Today is the 9th year anniversary of my dad’s death. In a lot of ways, it’s hard to believe, because he died well before his time at age 55. There are a lot of memories I don’t get to share with him, things I often wonder how he would react, what he would think, and generally what he would be doing with his life, likely retired from dairy-farming. I’d imagine he’d be spending a ton of time with his grandkids, my older sister’s little boys…….
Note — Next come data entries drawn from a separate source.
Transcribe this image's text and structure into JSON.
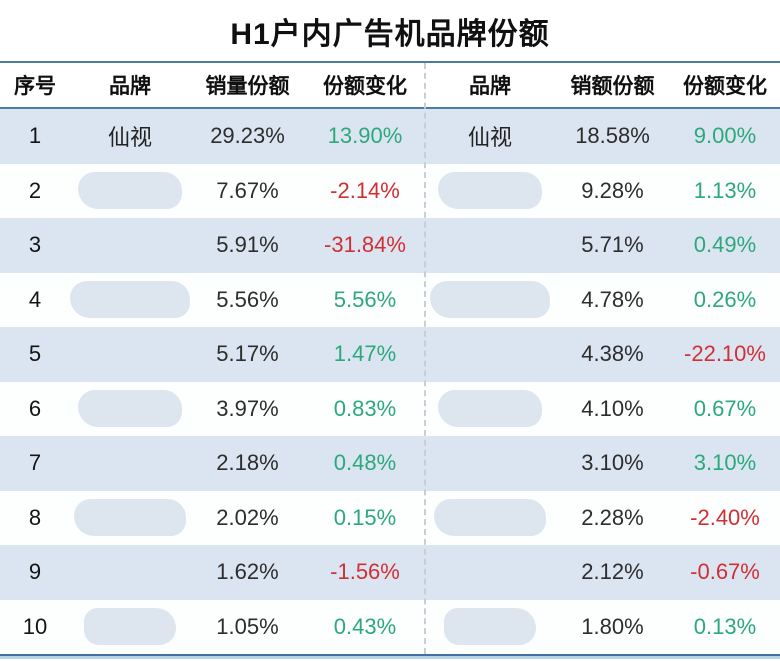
{
  "chart_data": {
    "type": "table",
    "title": "H1户内广告机品牌份额",
    "columns": [
      "序号",
      "品牌",
      "销量份额",
      "份额变化",
      "品牌",
      "销额份额",
      "份额变化"
    ],
    "rows": [
      {
        "no": "1",
        "brand": "仙视",
        "brand_redacted": false,
        "blob": false,
        "volume_share": "29.23%",
        "volume_change": "13.90%",
        "brand2": "仙视",
        "value_share": "18.58%",
        "value_change": "9.00%"
      },
      {
        "no": "2",
        "brand": "",
        "brand_redacted": true,
        "blob": true,
        "volume_share": "7.67%",
        "volume_change": "-2.14%",
        "brand2": "",
        "value_share": "9.28%",
        "value_change": "1.13%"
      },
      {
        "no": "3",
        "brand": "",
        "brand_redacted": true,
        "blob": false,
        "volume_share": "5.91%",
        "volume_change": "-31.84%",
        "brand2": "",
        "value_share": "5.71%",
        "value_change": "0.49%"
      },
      {
        "no": "4",
        "brand": "",
        "brand_redacted": true,
        "blob": true,
        "volume_share": "5.56%",
        "volume_change": "5.56%",
        "brand2": "",
        "value_share": "4.78%",
        "value_change": "0.26%"
      },
      {
        "no": "5",
        "brand": "",
        "brand_redacted": true,
        "blob": false,
        "volume_share": "5.17%",
        "volume_change": "1.47%",
        "brand2": "",
        "value_share": "4.38%",
        "value_change": "-22.10%"
      },
      {
        "no": "6",
        "brand": "",
        "brand_redacted": true,
        "blob": true,
        "volume_share": "3.97%",
        "volume_change": "0.83%",
        "brand2": "",
        "value_share": "4.10%",
        "value_change": "0.67%"
      },
      {
        "no": "7",
        "brand": "",
        "brand_redacted": true,
        "blob": false,
        "volume_share": "2.18%",
        "volume_change": "0.48%",
        "brand2": "",
        "value_share": "3.10%",
        "value_change": "3.10%"
      },
      {
        "no": "8",
        "brand": "",
        "brand_redacted": true,
        "blob": true,
        "volume_share": "2.02%",
        "volume_change": "0.15%",
        "brand2": "",
        "value_share": "2.28%",
        "value_change": "-2.40%"
      },
      {
        "no": "9",
        "brand": "",
        "brand_redacted": true,
        "blob": false,
        "volume_share": "1.62%",
        "volume_change": "-1.56%",
        "brand2": "",
        "value_share": "2.12%",
        "value_change": "-0.67%"
      },
      {
        "no": "10",
        "brand": "",
        "brand_redacted": true,
        "blob": true,
        "volume_share": "1.05%",
        "volume_change": "0.43%",
        "brand2": "",
        "value_share": "1.80%",
        "value_change": "0.13%"
      }
    ]
  },
  "colors": {
    "positive": "#2ca87c",
    "negative": "#d02f34",
    "alt_row_bg": "#dbe5f1",
    "table_line": "#4e7aa4",
    "bottom_strip": "#b8d4e4",
    "redacted_blob": "#dde5ef"
  }
}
I think the hardest thing for me is, I wonder what my dad would be thinking of the life I’m living now. What would he think of my choices, decisions, how I invest my life, my work? I think that is what I miss the most, because whenever I would question any of those things about my life, my dad always responded with 5 little words, at just the right time:
I am proud of you.
I know in today’s world, every one says it’s the “three words” that matter (I love you, in case you were wondering). Yet I think in a world where people move in and out of love so easily and so often, where love is just this very fluid thing, I don’t think it holds as much power as these 5 words. Because while love expresses how you may feel about someone in that moment, and it feels good for a bit, saying “I am proud of you” means something entirely more profound:
I am paying attention to you and your life.
I am not ashamed of you.
I am willing to claim you as one of mine.
I really see goodness and potential in you.
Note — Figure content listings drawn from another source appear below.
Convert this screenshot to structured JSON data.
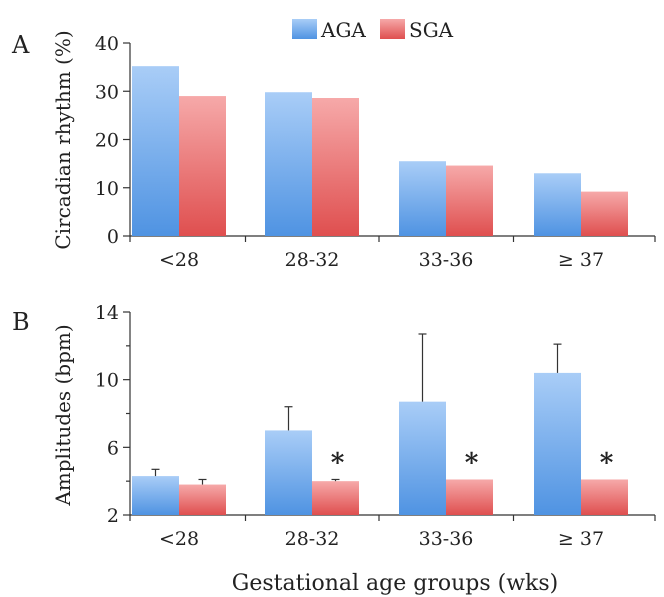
{
  "figure": {
    "xlabel": "Gestational age groups (wks)"
  },
  "legend": {
    "entries": [
      {
        "name": "AGA",
        "color_top": "#a9cdf7",
        "color_bottom": "#4f93e2"
      },
      {
        "name": "SGA",
        "color_top": "#f6a9a9",
        "color_bottom": "#df4f4f"
      }
    ]
  },
  "chart_data": [
    {
      "panel_label": "A",
      "type": "bar",
      "categories": [
        "<28",
        "28-32",
        "33-36",
        "≥ 37"
      ],
      "ylabel": "Circadian rhythm (%)",
      "ylim": [
        0,
        40
      ],
      "yticks": [
        0,
        10,
        20,
        30,
        40
      ],
      "legend_position": "top-center",
      "grid": false,
      "series": [
        {
          "name": "AGA",
          "values": [
            35.2,
            29.8,
            15.5,
            13.0
          ]
        },
        {
          "name": "SGA",
          "values": [
            29.0,
            28.6,
            14.6,
            9.2
          ]
        }
      ]
    },
    {
      "panel_label": "B",
      "type": "bar",
      "categories": [
        "<28",
        "28-32",
        "33-36",
        "≥ 37"
      ],
      "ylabel": "Amplitudes (bpm)",
      "ylim": [
        2,
        14
      ],
      "yticks": [
        2,
        6,
        10,
        14
      ],
      "minor_yticks": [
        4,
        8,
        12
      ],
      "grid": false,
      "series": [
        {
          "name": "AGA",
          "values": [
            4.3,
            7.0,
            8.7,
            10.4
          ],
          "errors": [
            0.4,
            1.4,
            4.0,
            1.7
          ]
        },
        {
          "name": "SGA",
          "values": [
            3.8,
            4.0,
            4.1,
            4.1
          ],
          "errors": [
            0.3,
            0.1,
            0.0,
            0.0
          ]
        }
      ],
      "significance_markers": [
        {
          "category": "28-32",
          "series": "SGA",
          "label": "*"
        },
        {
          "category": "33-36",
          "series": "SGA",
          "label": "*"
        },
        {
          "category": "≥ 37",
          "series": "SGA",
          "label": "*"
        }
      ]
    }
  ]
}
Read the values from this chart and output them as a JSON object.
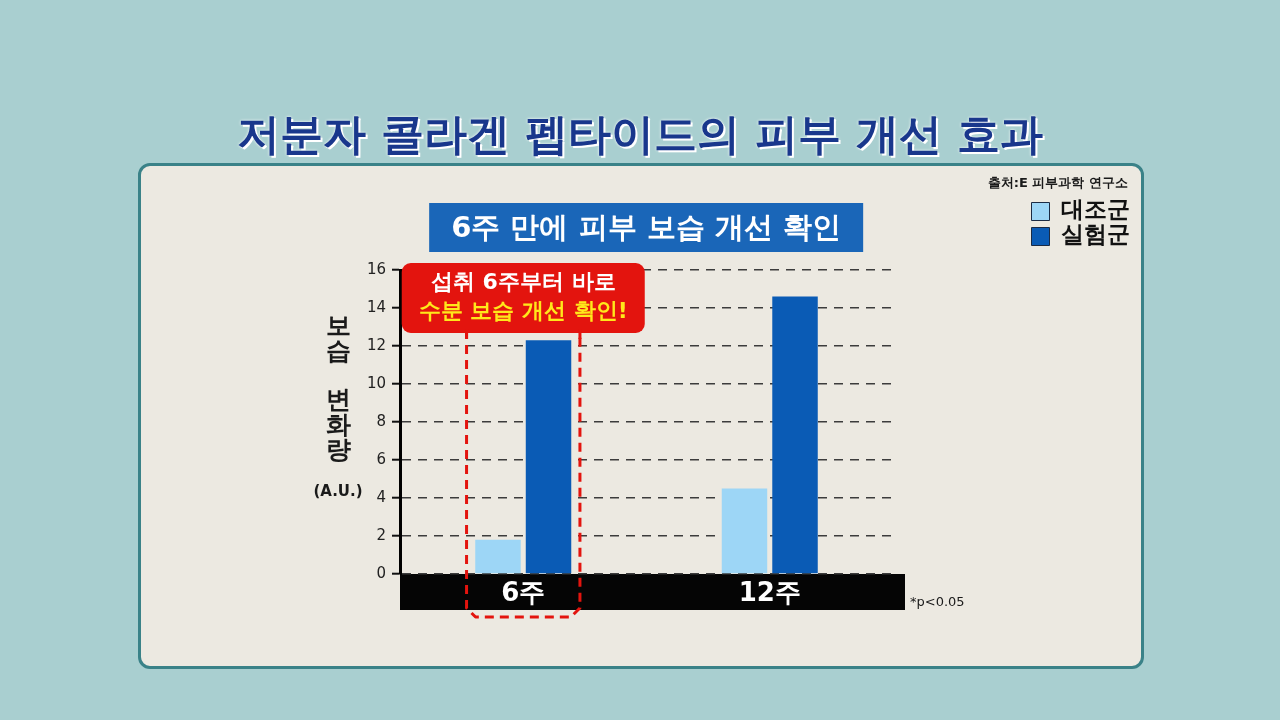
{
  "chart_data": {
    "type": "bar",
    "title": "저분자 콜라겐 펩타이드의 피부 개선 효과",
    "subtitle": "6주 만에 피부 보습 개선 확인",
    "ylabel": "보습 변화량 (A.U.)",
    "categories": [
      "6주",
      "12주"
    ],
    "series": [
      {
        "name": "대조군",
        "color": "#9dd6f6",
        "values": [
          1.8,
          4.5
        ]
      },
      {
        "name": "실험군",
        "color": "#0a5bb5",
        "values": [
          12.3,
          14.6
        ]
      }
    ],
    "ylim": [
      0,
      16
    ],
    "yticks": [
      0,
      2,
      4,
      6,
      8,
      10,
      12,
      14,
      16
    ],
    "grid": "y",
    "legend": "top right",
    "bands": [
      {
        "axis": "x",
        "from": "6주",
        "to": "6주",
        "label": "섭취 6주부터 바로\n수분 보습 개선 확인!",
        "color": "#e3140e"
      }
    ],
    "annotations": [
      "출처:E 피부과학 연구소",
      "*p<0.05"
    ]
  }
}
In our shame-based world, a world where we’re compared, in competition, having to perform, needing to succeed and produce……much of what we do often leads to the self view that we’re failures, we’re worthless, and what we do and we ourselves are meaningless. Nothing we do is seen, or matters. I see that with a lot with my wrestlers….and I try to say it to them as much as I can. When I do, I see how it changes them, just as it changed me when my dad said them. I was seen; I was known; and I was not alone. I had worth.
So parents, uncles, aunts, any adult who spends time with kids in their lives:
5 little words….but perhaps the most important ones we can say to them. Words that change lives; words that matter.